Vines flower with radical discretion. My second visit to Bordeaux this year coincided with the beginning of flowering: that shy lifting of the cap (in fact a fused bonnet of petals), revealing the five yellow pollen-dusted stamens and the green pistil (composed of stigma, style and ovary) at their heart.
Inflorescences about to open at Chateau d’Yquem Andrew Jefford ©
This is when our beloved hermaphrodite craves still, warm weather — so that, at some private exquisite moment, the tiny pollen grains can waft down from the stamens towards the receptive, sticky stigma. This is vine sex: ideally a swift and torrid (if almost invisible) vineyard orgy.
Once the pollen has penetrated the style and fertilised the ovary, vineyard owners are on track to harvest the irresistible flesh and juice with which the seeds are eventually packaged. Alas, the rain flailed down and the wind shook the plants to their roots: hardly orgy weather. The world may just have recorded its warmest April on record, but May in Bordeaux closed with a chill in the air.
Difficult flowering conditions weren’t the only anxiety up and down the quaysides. Yet again, Bordeaux has overpriced its latest offer: the weakest set it had offered the market for two decades. Uptake has been weak: these are wines whose main appeal should have been as bargains. As of last week, Farr Vintners (with Berry Bros, one of the two main en primeur merchants in the UK) had sold just £1.3 million’s worth of 2013s, compared to almost £70 million’s worth of 2009s en primeur, and almost £36 million’s worth of 2010s. There are persistent rumours that some Bordeaux négociants are on the brink of failure. A fourth successive unattractive Bordeaux vintage would send them toppling.
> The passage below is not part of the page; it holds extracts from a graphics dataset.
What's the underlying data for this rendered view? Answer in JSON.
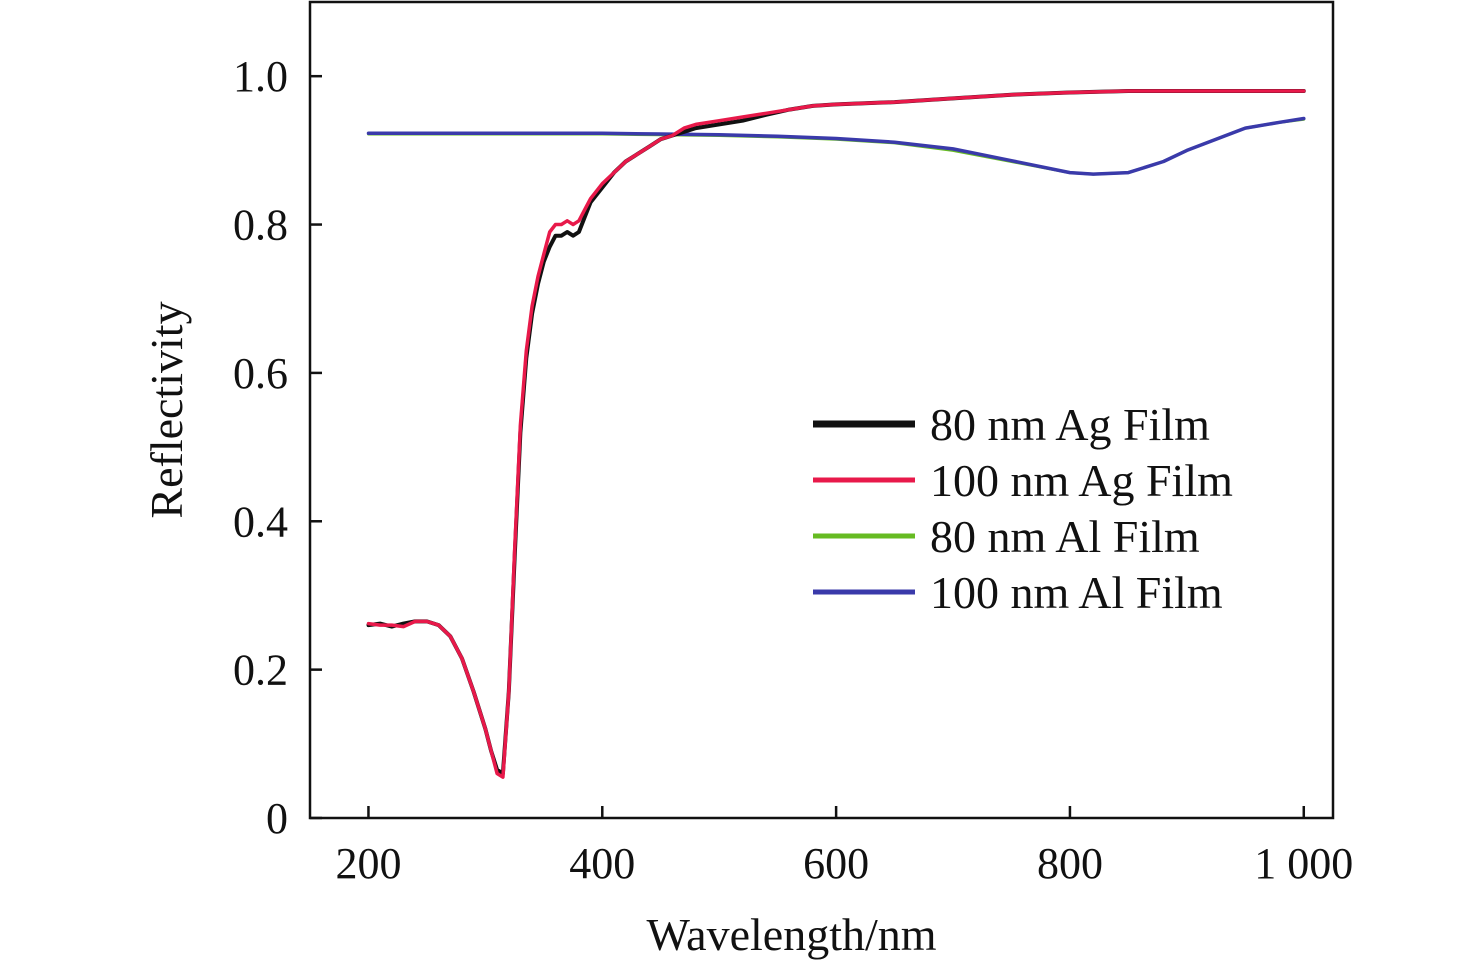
{
  "chart_data": {
    "type": "line",
    "title": "",
    "xlabel": "Wavelength/nm",
    "ylabel": "Reflectivity",
    "xlim": [
      150,
      1025
    ],
    "ylim": [
      0,
      1.1
    ],
    "x_ticks": [
      200,
      400,
      600,
      800,
      1000
    ],
    "x_tick_labels": [
      "200",
      "400",
      "600",
      "800",
      "1 000"
    ],
    "y_ticks": [
      0,
      0.2,
      0.4,
      0.6,
      0.8,
      1.0
    ],
    "y_tick_labels": [
      "0",
      "0.2",
      "0.4",
      "0.6",
      "0.8",
      "1.0"
    ],
    "grid": false,
    "legend_position": "right",
    "series": [
      {
        "name": "80 nm Ag Film",
        "color": "#111111",
        "x": [
          200,
          210,
          220,
          230,
          240,
          250,
          260,
          270,
          280,
          290,
          300,
          305,
          310,
          315,
          320,
          325,
          330,
          335,
          340,
          345,
          350,
          355,
          360,
          365,
          370,
          375,
          380,
          385,
          390,
          400,
          410,
          420,
          430,
          440,
          450,
          460,
          470,
          480,
          500,
          520,
          540,
          560,
          580,
          600,
          650,
          700,
          750,
          800,
          850,
          900,
          950,
          1000
        ],
        "y": [
          0.26,
          0.262,
          0.258,
          0.262,
          0.265,
          0.265,
          0.26,
          0.245,
          0.215,
          0.17,
          0.12,
          0.09,
          0.065,
          0.06,
          0.17,
          0.35,
          0.52,
          0.62,
          0.68,
          0.72,
          0.75,
          0.77,
          0.785,
          0.785,
          0.79,
          0.785,
          0.79,
          0.81,
          0.83,
          0.85,
          0.87,
          0.885,
          0.895,
          0.905,
          0.915,
          0.92,
          0.925,
          0.93,
          0.935,
          0.94,
          0.948,
          0.955,
          0.96,
          0.962,
          0.965,
          0.97,
          0.975,
          0.978,
          0.98,
          0.98,
          0.98,
          0.98
        ]
      },
      {
        "name": "100 nm Ag Film",
        "color": "#e8194a",
        "x": [
          200,
          210,
          220,
          230,
          240,
          250,
          260,
          270,
          280,
          290,
          300,
          305,
          310,
          315,
          320,
          325,
          330,
          335,
          340,
          345,
          350,
          355,
          360,
          365,
          370,
          375,
          380,
          385,
          390,
          400,
          410,
          420,
          430,
          440,
          450,
          460,
          470,
          480,
          500,
          520,
          540,
          560,
          580,
          600,
          650,
          700,
          750,
          800,
          850,
          900,
          950,
          1000
        ],
        "y": [
          0.262,
          0.26,
          0.26,
          0.258,
          0.265,
          0.265,
          0.26,
          0.245,
          0.215,
          0.17,
          0.12,
          0.09,
          0.06,
          0.055,
          0.17,
          0.36,
          0.53,
          0.63,
          0.69,
          0.73,
          0.76,
          0.79,
          0.8,
          0.8,
          0.805,
          0.8,
          0.805,
          0.82,
          0.835,
          0.855,
          0.87,
          0.885,
          0.895,
          0.905,
          0.915,
          0.92,
          0.93,
          0.935,
          0.94,
          0.945,
          0.95,
          0.955,
          0.96,
          0.962,
          0.965,
          0.97,
          0.975,
          0.978,
          0.98,
          0.98,
          0.98,
          0.98
        ]
      },
      {
        "name": "80 nm Al Film",
        "color": "#66bb22",
        "x": [
          200,
          300,
          400,
          450,
          500,
          550,
          600,
          650,
          700,
          750,
          800,
          820,
          850,
          880,
          900,
          950,
          980,
          1000
        ],
        "y": [
          0.922,
          0.922,
          0.922,
          0.921,
          0.92,
          0.918,
          0.915,
          0.91,
          0.9,
          0.885,
          0.87,
          0.868,
          0.87,
          0.885,
          0.9,
          0.93,
          0.938,
          0.942
        ]
      },
      {
        "name": "100 nm Al Film",
        "color": "#3a3aaa",
        "x": [
          200,
          300,
          400,
          450,
          500,
          550,
          600,
          650,
          700,
          750,
          800,
          820,
          850,
          880,
          900,
          950,
          980,
          1000
        ],
        "y": [
          0.923,
          0.923,
          0.923,
          0.922,
          0.921,
          0.919,
          0.916,
          0.911,
          0.902,
          0.886,
          0.87,
          0.868,
          0.87,
          0.885,
          0.9,
          0.93,
          0.938,
          0.943
        ]
      }
    ]
  }
}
These visits gave me a chance to talk to those on both sides of the producer-négociant divide. Trust between the two seems to be evaporating, with some négociants feeling that the owners are living in a Gatsby-esque world of international dinners, label signing and adulation, whereas the sales reality (from which they are insulated by Bordeaux’s two-tier system) is of slack demand and baulking purchasers. Bordeaux 2009 and 2010 are two of the greatest vintages in the region’s history – yet in times of revived global prosperity and an equity boom, and after three weaker vintages, the UK’s leading supermarket chain still found it necessary to discount the 2009 wines of four of the five First Growths a little earlier this month. Lingering disinterest of this order is without parallel during any of the Bordeaux crises of the past 30 years.
Wine investment funds, too, continue to cause disquiet, and are regarded – at least by Bordeaux’s old school — as suspiciously disruptive of the long and healthy tidal relationship between producers and drinkers. The China bubble, prior to President Xi’s anti-corruption drive, was of course a major factor in Bordeaux’s recent gross price inflation, but the funds have played their part, too. There are rumours that a major South Korean fund will begin selling soon, taking yet more stocks back onto a market hardly panting for them. Red-blooded investors will surely be losing patience with the weak pulse of the wine funds at a time when opportunities elsewhere beguile.
Meanwhile, and perhaps paradoxically, land prices in the best parts of Bordeaux continue to soar. The fact that François Pinault and his Groupe Artemis has recently arrived in Pomerol (via a significant shareholding in the Guichard-Goldschmidt group of properties: Siaurac in Lalande-de-Pomerol and Le Prieuré in St Emilion as well as Vray Croix de Gay in Pomerol itself) has caused alarm in an area where the small size of properties traditionally allowed family ownership to flourish and endure. Recent Pomerol transactions suggest that land there is now worth three million euros a hectare, more even than Pauillac; some purchasers are rumoured to be ready to pay up to a million more than that. These prices put local families well out of the game.
A linked phenomenon on the left bank is ‘the disappearing cru bourgeois’, particularly in the Médoc’s leading communes. The second (or third) wines of leading Bordeaux properties are never called ‘Château’ this or that: they simply carry brand names. Those coat-tail brands, however, give them an earnings capacity notably in excess of what any independent cru bourgeois could ever hope for. Any land for sale can be snapped up by big properties even if they know that it stands no chance of inclusion in a grand vin – since it will bulk out the brands which those properties can force-sell (by tying any purchase of the grand vin to much larger quantities of the lesser wines).
The gloom isn’t total, of course; in most years, Bordeaux continues to produce colossally more fine wine, and wine of better balance, complexity, intrigue and ageing potential, than anywhere else in the wine world. There are many fairly priced wines from middle-rank recent vintages (especially 2011, 2008 and 2006) which offer excellent value. One day, the great vintages will be back; one day, the slack will wash out of the system. Perhaps, though, not soon.